Monday, August 29, 2016

Simple Book Review: The Double Helix: A Personal Account of the Discovery of The Structure of DNA

The Double Helix: A Personal Account of the Discovery of The Structure of DNA (1968)
by James D. Watson

Honestly I almost don’t understand the language of chemical and biological terms – biochemistry – in this book besides sugar, protein and X-Ray photography. For the most part, I refer to Youtube videos such as “The DNA Double Helix Discovery” and “TED Talk by James Watson: How We Discovered DNA” to understand the whole experiences. So, what is my goal in reading this book? Serendipity and inspirational story. Richard Feynman, theoretical physicist, writes, “[Watson] has described admirably how it feels to have that frightening and beautiful experience of making a scientific discovery.”

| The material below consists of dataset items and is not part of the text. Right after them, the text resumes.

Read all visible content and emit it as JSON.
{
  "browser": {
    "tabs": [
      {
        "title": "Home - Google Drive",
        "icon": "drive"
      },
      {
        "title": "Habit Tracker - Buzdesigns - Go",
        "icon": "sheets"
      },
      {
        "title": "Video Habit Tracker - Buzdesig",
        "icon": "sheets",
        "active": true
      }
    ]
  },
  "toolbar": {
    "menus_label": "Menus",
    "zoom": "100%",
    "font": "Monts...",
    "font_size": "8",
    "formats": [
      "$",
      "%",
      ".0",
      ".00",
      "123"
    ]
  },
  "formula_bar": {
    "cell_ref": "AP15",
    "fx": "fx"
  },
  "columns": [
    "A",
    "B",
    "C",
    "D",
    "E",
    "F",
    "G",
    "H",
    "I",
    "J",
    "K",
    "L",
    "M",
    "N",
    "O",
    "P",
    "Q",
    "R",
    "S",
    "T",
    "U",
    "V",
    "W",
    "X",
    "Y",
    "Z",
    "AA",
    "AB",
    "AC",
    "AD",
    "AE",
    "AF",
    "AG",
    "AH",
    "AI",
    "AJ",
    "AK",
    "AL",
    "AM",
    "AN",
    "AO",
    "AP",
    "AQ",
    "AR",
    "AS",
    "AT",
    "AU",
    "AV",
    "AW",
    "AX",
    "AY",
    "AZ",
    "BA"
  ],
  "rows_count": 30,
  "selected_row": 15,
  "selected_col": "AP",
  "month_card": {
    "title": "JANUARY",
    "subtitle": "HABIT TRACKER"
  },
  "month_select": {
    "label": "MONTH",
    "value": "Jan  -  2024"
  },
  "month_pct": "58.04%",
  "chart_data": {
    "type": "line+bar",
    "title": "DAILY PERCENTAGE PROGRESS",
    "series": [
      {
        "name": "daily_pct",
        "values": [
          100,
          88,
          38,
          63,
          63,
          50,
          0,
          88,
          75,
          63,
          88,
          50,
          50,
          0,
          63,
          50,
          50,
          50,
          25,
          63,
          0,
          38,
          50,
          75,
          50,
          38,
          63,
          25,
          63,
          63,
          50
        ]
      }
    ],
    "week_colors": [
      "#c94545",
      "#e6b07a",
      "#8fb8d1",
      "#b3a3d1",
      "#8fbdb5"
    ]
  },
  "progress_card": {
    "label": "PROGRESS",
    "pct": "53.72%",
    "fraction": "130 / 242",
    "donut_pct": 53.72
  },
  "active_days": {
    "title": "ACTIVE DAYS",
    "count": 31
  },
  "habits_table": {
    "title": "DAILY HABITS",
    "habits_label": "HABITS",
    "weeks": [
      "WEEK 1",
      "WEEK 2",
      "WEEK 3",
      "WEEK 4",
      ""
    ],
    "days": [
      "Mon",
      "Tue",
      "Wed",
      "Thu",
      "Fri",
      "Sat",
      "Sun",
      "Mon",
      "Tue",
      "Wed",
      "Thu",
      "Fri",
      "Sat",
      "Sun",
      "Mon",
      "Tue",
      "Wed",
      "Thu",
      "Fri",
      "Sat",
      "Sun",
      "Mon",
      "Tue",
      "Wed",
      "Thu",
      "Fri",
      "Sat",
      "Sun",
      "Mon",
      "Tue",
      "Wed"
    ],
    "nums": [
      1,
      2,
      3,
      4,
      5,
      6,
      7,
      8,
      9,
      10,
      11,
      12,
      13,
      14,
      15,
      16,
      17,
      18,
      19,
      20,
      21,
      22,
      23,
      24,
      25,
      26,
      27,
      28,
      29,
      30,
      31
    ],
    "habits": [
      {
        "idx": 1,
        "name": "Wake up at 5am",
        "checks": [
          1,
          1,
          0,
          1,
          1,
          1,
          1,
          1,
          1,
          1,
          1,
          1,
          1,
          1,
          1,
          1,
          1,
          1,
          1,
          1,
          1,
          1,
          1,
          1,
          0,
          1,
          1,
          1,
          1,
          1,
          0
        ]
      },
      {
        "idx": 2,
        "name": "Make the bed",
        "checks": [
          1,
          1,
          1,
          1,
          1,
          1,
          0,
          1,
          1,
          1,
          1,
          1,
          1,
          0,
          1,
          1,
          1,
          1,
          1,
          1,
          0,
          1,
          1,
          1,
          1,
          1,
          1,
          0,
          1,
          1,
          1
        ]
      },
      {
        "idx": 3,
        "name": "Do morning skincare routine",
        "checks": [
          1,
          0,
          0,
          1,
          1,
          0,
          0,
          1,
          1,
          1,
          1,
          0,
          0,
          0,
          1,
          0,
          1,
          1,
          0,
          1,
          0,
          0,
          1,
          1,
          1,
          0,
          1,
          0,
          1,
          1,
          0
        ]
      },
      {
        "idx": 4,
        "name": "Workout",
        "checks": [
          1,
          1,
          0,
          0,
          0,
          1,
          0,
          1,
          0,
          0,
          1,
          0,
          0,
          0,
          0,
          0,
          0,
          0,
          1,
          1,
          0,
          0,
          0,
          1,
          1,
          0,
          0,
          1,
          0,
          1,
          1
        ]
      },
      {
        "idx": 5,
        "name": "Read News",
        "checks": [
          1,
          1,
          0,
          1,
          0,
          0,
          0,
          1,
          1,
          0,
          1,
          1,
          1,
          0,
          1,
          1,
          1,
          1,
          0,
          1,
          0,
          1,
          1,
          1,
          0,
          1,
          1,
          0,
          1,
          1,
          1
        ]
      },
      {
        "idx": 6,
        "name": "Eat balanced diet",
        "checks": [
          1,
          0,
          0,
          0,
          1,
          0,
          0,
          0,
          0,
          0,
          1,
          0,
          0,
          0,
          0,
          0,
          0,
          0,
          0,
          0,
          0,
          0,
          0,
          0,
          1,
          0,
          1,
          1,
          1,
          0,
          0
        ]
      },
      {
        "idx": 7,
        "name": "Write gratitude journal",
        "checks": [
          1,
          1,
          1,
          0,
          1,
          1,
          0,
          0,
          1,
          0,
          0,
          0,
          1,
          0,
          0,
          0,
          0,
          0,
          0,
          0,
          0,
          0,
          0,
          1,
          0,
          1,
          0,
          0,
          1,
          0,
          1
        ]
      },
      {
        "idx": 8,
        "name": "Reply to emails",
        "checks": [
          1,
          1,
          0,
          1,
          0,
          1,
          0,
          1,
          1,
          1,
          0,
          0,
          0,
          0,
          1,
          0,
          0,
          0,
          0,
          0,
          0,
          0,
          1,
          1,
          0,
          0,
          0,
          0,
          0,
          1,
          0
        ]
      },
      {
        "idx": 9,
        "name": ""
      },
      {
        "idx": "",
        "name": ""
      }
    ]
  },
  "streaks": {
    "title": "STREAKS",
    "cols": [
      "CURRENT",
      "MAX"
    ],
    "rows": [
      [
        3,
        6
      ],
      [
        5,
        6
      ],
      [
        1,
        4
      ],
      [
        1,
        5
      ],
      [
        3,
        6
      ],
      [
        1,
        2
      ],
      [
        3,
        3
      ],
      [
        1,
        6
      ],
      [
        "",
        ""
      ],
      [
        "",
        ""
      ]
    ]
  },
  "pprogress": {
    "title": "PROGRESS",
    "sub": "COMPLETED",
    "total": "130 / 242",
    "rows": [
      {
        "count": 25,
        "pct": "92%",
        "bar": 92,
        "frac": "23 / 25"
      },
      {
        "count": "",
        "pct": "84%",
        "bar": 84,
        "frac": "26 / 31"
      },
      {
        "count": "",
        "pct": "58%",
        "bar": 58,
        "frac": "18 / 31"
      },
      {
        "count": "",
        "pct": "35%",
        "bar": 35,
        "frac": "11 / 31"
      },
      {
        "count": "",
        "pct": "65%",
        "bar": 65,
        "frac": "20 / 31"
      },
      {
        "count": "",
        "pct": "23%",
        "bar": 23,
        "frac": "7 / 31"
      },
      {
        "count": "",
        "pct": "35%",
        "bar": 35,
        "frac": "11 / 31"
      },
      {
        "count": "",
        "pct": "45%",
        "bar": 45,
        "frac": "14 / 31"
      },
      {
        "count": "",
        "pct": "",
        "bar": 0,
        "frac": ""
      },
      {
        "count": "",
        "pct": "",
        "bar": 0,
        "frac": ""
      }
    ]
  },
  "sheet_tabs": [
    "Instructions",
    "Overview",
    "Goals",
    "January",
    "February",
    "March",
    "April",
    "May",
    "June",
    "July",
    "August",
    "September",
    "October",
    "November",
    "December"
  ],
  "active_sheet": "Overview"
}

The discovery of the structure of DNA by Francis Crick and James D. Watson (with Maurice Wilkins) in 1953 with all its biological implications has been one of the major scientific events of the 90’s century until now. Without it, there will not be any explosion of researches in relation to biochemistry. The discovery was one of the biggest contributions to the history of science!  Besides that, this book also highlighting their healthy-rivalries (some said bitter rivalries) with people like Linus Pauling and their beautiful friendship stories. They were very serious and focus, yet very playful. In my opinion, they win Nobel Prize in Physiology or Medicine in 1962 because they were curious and passionately pursue one goal, one aim only: To find “the secret of life.”  I can feel Watson’s excitement for his work as he penned: “DNA was my only gold rush. I regarded DNA as worth a gold rush.” And so they found gold…
[However, since I’m a theist, I find that James Watson involvements in The Genome Human Project is ethically wrong. But as scientist and brilliant thinker, I admire him and Crick.]